Owing to the bed tax, Medicaid payments to the homes have more than doubled to $700 million a year at no new cost to the state. Care improved, but the owners, including the largest one, Mike Morton, pocketed millions.

The other problem for the nursing homes was the risk of jury awards for negligence, a concern shared by much of the medical business as well as manufacturers and other industries. The legislature in 2003 took care of that by passing a sweeping "tort reform" bill, which made it harder to get sizable judgments for personal injury, wrongful death and negligence.

State Sen. Gilbert Baker, the new Republican star, future state Republican chairman and facilitator of the Morton-to-Maggio gifts last year, was a sponsor of the act and a driving force to elect judges who would be sympathetic to business in injury lawsuits.

But in three cases — in 2009, 2011 and 2012 — the Arkansas Supreme Court voided major parts of the act because they either clearly violated the state Constitution's mandate that the legislature not restrict people's right to be compensated for wrongs or because the act infringed on judicial prerogatives.

Industry found itself in the shoes of the Texas corporate lawyer who explained after he and other defendant lawyers regained control of the Texas Supreme Court in 1988: "We woke up one morning and found that the plaintiff bar had bought the Supreme Court, so we bought it back."

Retiring Arkansas Justice Robert L. Brown, in an Arkansas Law Review article in 2011, warned that the Arkansas judiciary was about to be corrupted, like Texas', by a wash of secret money into campaigns from groups with axes to grind and that the state should take steps to maintain an independent judiciary. David Stewart, the retiring head of the Arkansas Judicial Discipline and Disability Commission, penned a similar essay.

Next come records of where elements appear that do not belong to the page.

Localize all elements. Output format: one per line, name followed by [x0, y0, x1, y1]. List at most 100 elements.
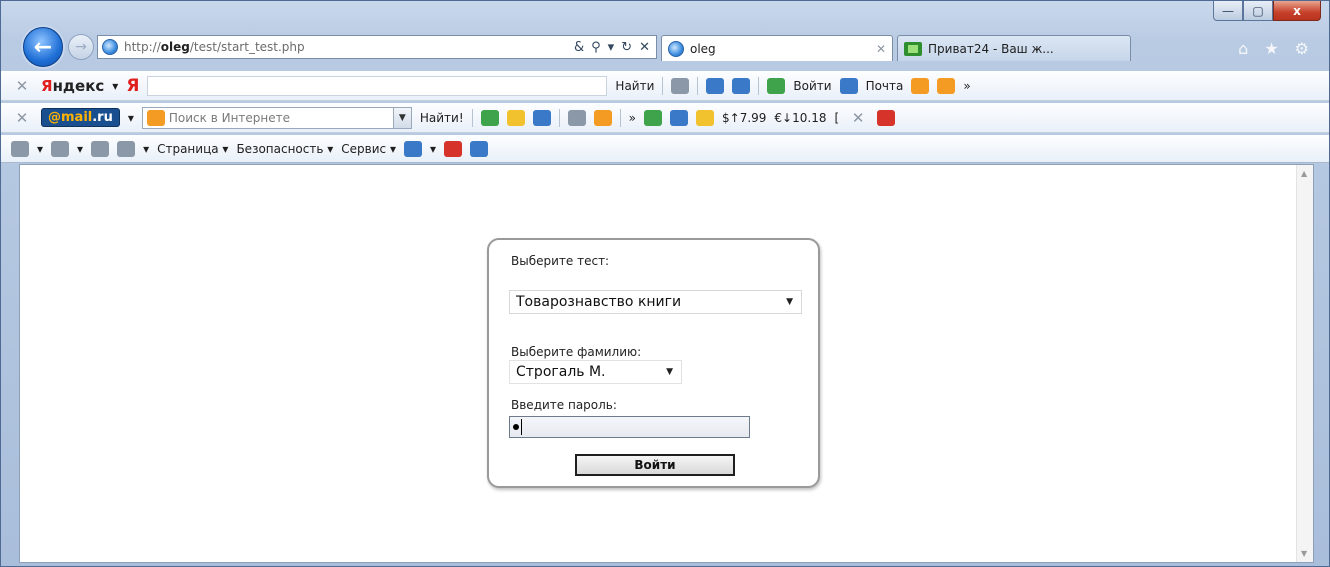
password-label: Введите пароль: — [511, 398, 617, 412]
stop-icon[interactable]: ✕ — [639, 40, 650, 55]
tools-menu[interactable]: Сервис ▾ — [341, 142, 396, 156]
page-content: ▲ ▼ Выберите тест: Товарознавство книги … — [19, 164, 1314, 563]
mailru-logo[interactable]: @mail.ru — [41, 108, 120, 127]
minimize-button[interactable]: — — [1213, 1, 1243, 21]
usd-rate: $↑7.99 — [722, 110, 767, 125]
font-icon[interactable] — [480, 109, 499, 126]
research-icon[interactable] — [470, 140, 489, 157]
close-window-button[interactable]: x — [1273, 1, 1321, 21]
dropdown-arrow-icon[interactable]: ▾ — [608, 40, 615, 55]
weather-icon[interactable] — [706, 77, 725, 94]
gear-icon[interactable]: ⚙ — [1295, 39, 1309, 58]
browser-right-icons: ⌂ ★ ⚙ — [1238, 39, 1309, 58]
vertical-scrollbar[interactable]: ▲ ▼ — [1296, 165, 1313, 562]
dropdown-arrow-icon[interactable]: ▼ — [786, 297, 801, 307]
password-input[interactable] — [509, 416, 750, 438]
tab-privat24[interactable]: Приват24 - Ваш ж... — [897, 35, 1131, 61]
surname-label: Выберите фамилию: — [511, 345, 642, 359]
bookmarks-icon[interactable] — [911, 77, 930, 94]
test-label: Выберите тест: — [511, 254, 610, 268]
close-toolbar-icon[interactable]: ✕ — [11, 109, 33, 127]
search-provider-icon[interactable] — [146, 109, 165, 126]
ie-globe-icon — [102, 39, 118, 55]
address-bar[interactable]: http://oleg/test/start_test.php & ⚲ ▾ ↻ … — [97, 35, 657, 59]
mailru-search-input[interactable]: Поиск в Интернете ▼ — [141, 106, 412, 129]
pdf-icon[interactable] — [877, 109, 896, 126]
address-tools: & ⚲ ▾ ↻ ✕ — [574, 40, 656, 55]
maximize-button[interactable]: ▢ — [1243, 1, 1273, 21]
highlight-icon[interactable] — [506, 109, 525, 126]
translate-icon[interactable] — [732, 77, 751, 94]
compatibility-icon[interactable]: & — [574, 40, 584, 55]
back-arrow-icon[interactable]: ← — [23, 27, 63, 67]
calendar-icon[interactable] — [696, 109, 714, 126]
search-placeholder: Поиск в Интернете — [168, 110, 290, 125]
bracket: [ — [834, 110, 840, 125]
eur-rate: €↓10.18 — [774, 110, 827, 125]
scroll-down-icon[interactable]: ▼ — [1301, 549, 1307, 558]
address-url[interactable]: http://oleg/test/start_test.php — [124, 40, 305, 54]
dropdown-arrow-icon[interactable]: ▼ — [392, 107, 411, 128]
yandex-login-button[interactable]: Войти — [793, 79, 831, 93]
weather-icon[interactable] — [670, 109, 688, 126]
divider — [758, 76, 760, 95]
home-page-icon[interactable] — [937, 77, 956, 94]
yandex-ya-icon: Я — [126, 75, 140, 96]
page-menu[interactable]: Страница ▾ — [157, 142, 228, 156]
rss-feed-icon[interactable] — [51, 140, 70, 157]
test-select-value: Товарознавство книги — [516, 294, 682, 310]
help-icon[interactable] — [403, 140, 422, 157]
text-caret — [521, 419, 522, 435]
test-login-form: Выберите тест: Товарознавство книги ▼ Вы… — [487, 238, 820, 488]
yandex-search-input[interactable] — [147, 75, 608, 96]
dropdown-arrow-icon[interactable]: ▾ — [37, 142, 43, 156]
surname-select[interactable]: Строгаль М. ▼ — [509, 360, 682, 384]
chat-icon[interactable] — [671, 77, 690, 94]
dropdown-arrow-icon[interactable]: ▾ — [143, 142, 149, 156]
login-icon — [767, 77, 786, 94]
flashget-icon[interactable] — [444, 140, 463, 157]
search-icon[interactable]: ⚲ — [591, 40, 601, 55]
close-icon[interactable]: ✕ — [847, 109, 869, 127]
navigation-bar: ← → http://oleg/test/start_test.php & ⚲ … — [1, 25, 1329, 69]
mailru-find-button[interactable]: Найти! — [420, 111, 464, 125]
favorites-star-icon[interactable]: ★ — [1264, 39, 1278, 58]
refresh-icon[interactable]: ↻ — [621, 40, 632, 55]
window-icon[interactable] — [532, 109, 551, 126]
yandex-logo[interactable]: Яндекс — [41, 77, 104, 95]
tab-label: Приват24 - Ваш ж... — [928, 41, 1054, 56]
dropdown-arrow-icon[interactable]: ▼ — [666, 367, 681, 377]
more-chevron-icon[interactable]: » — [629, 111, 636, 125]
dropdown-arrow-icon[interactable]: ▾ — [77, 142, 83, 156]
divider — [697, 76, 699, 95]
divider — [471, 108, 473, 127]
scroll-up-icon[interactable]: ▲ — [1301, 169, 1307, 178]
submit-button[interactable]: Войти — [575, 454, 735, 476]
close-tab-icon[interactable]: ✕ — [876, 42, 886, 56]
more-chevron-icon[interactable]: » — [963, 79, 970, 93]
money-icon[interactable] — [644, 109, 662, 126]
safety-menu[interactable]: Безопасность ▾ — [236, 142, 333, 156]
dropdown-arrow-icon[interactable]: ▾ — [430, 142, 436, 156]
forward-arrow-icon[interactable]: → — [68, 34, 94, 60]
ie-globe-icon — [668, 40, 684, 57]
yandex-find-button[interactable]: Найти — [615, 79, 654, 93]
divider — [619, 108, 621, 127]
tab-oleg[interactable]: oleg ✕ — [661, 35, 893, 61]
tab-label: oleg — [690, 41, 716, 56]
home-icon[interactable]: ⌂ — [1238, 39, 1248, 58]
envelope-icon[interactable] — [567, 109, 586, 126]
close-toolbar-icon[interactable]: ✕ — [11, 77, 33, 95]
read-mail-icon[interactable] — [91, 140, 110, 157]
test-select[interactable]: Товарознавство книги ▼ — [509, 290, 802, 314]
mailru-toolbar: ✕ @mail.ru ▾ Поиск в Интернете ▼ Найти! … — [1, 103, 1329, 133]
print-icon[interactable] — [117, 140, 136, 157]
dropdown-arrow-icon[interactable]: ▾ — [128, 111, 134, 125]
home-page-icon[interactable] — [11, 140, 29, 157]
command-bar: ▾ ▾ ▾ Страница ▾ Безопасность ▾ Сервис ▾… — [1, 135, 1329, 163]
yandex-mail-button[interactable]: Почта — [866, 79, 904, 93]
games-icon[interactable] — [593, 109, 612, 126]
dropdown-arrow-icon[interactable]: ▾ — [112, 79, 118, 93]
divider — [662, 76, 664, 95]
mail-icon — [839, 77, 858, 94]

But the bidding had already begun.

Arkansas law bars a person from giving more than $2,000 to one candidate in an election, but U.S. Supreme Court decisions have made mincemeat of federal and state efforts to limit the influence of big money on public officials. Until this year, corporations also could give, so Morton could send a judicial candidate like Maggio not only his $2,000 check and his wife's $2,000 but $2,000 more through each of the many nursing home LLCs he controlled. Baker and his friends also set up a passel of political action committees to which Morton and others could send checks, and each PAC in turn would channel the money anonymously to the candidates. Morton sent the new attorney general, Leslie Rutledge, who is now in charge of Medicaid nursing-home fraud, $88,000.

From 2010 to 2014 Morton gave $145,000 to six Supreme Court candidates, five of whom now sit on the court.

It would have been beautiful as ever but no one counted on a judge being dumb or arrogant enough to keep evidence of his sellout. When the relentless Blue Hog Report reported that Maggio slashed the judgment that Morton would have to pay the family by $4.2 million on the same day he got a bundle of PAC checks originating from Morton, and after the FBI found incriminating texts and emails spelling out the quid pro quo, the judge had to give up his alibi that it was all coincidence.

Now every judge's protestations of impartiality after getting bushels of special-interest money will sound lame.

Justice Rhonda Wood of Conway, newly robed after $40,000 in gifts from Morton, was bolder. After taking the oath, she let it be known that she would look askance at constitutional challenges to acts of the legislature.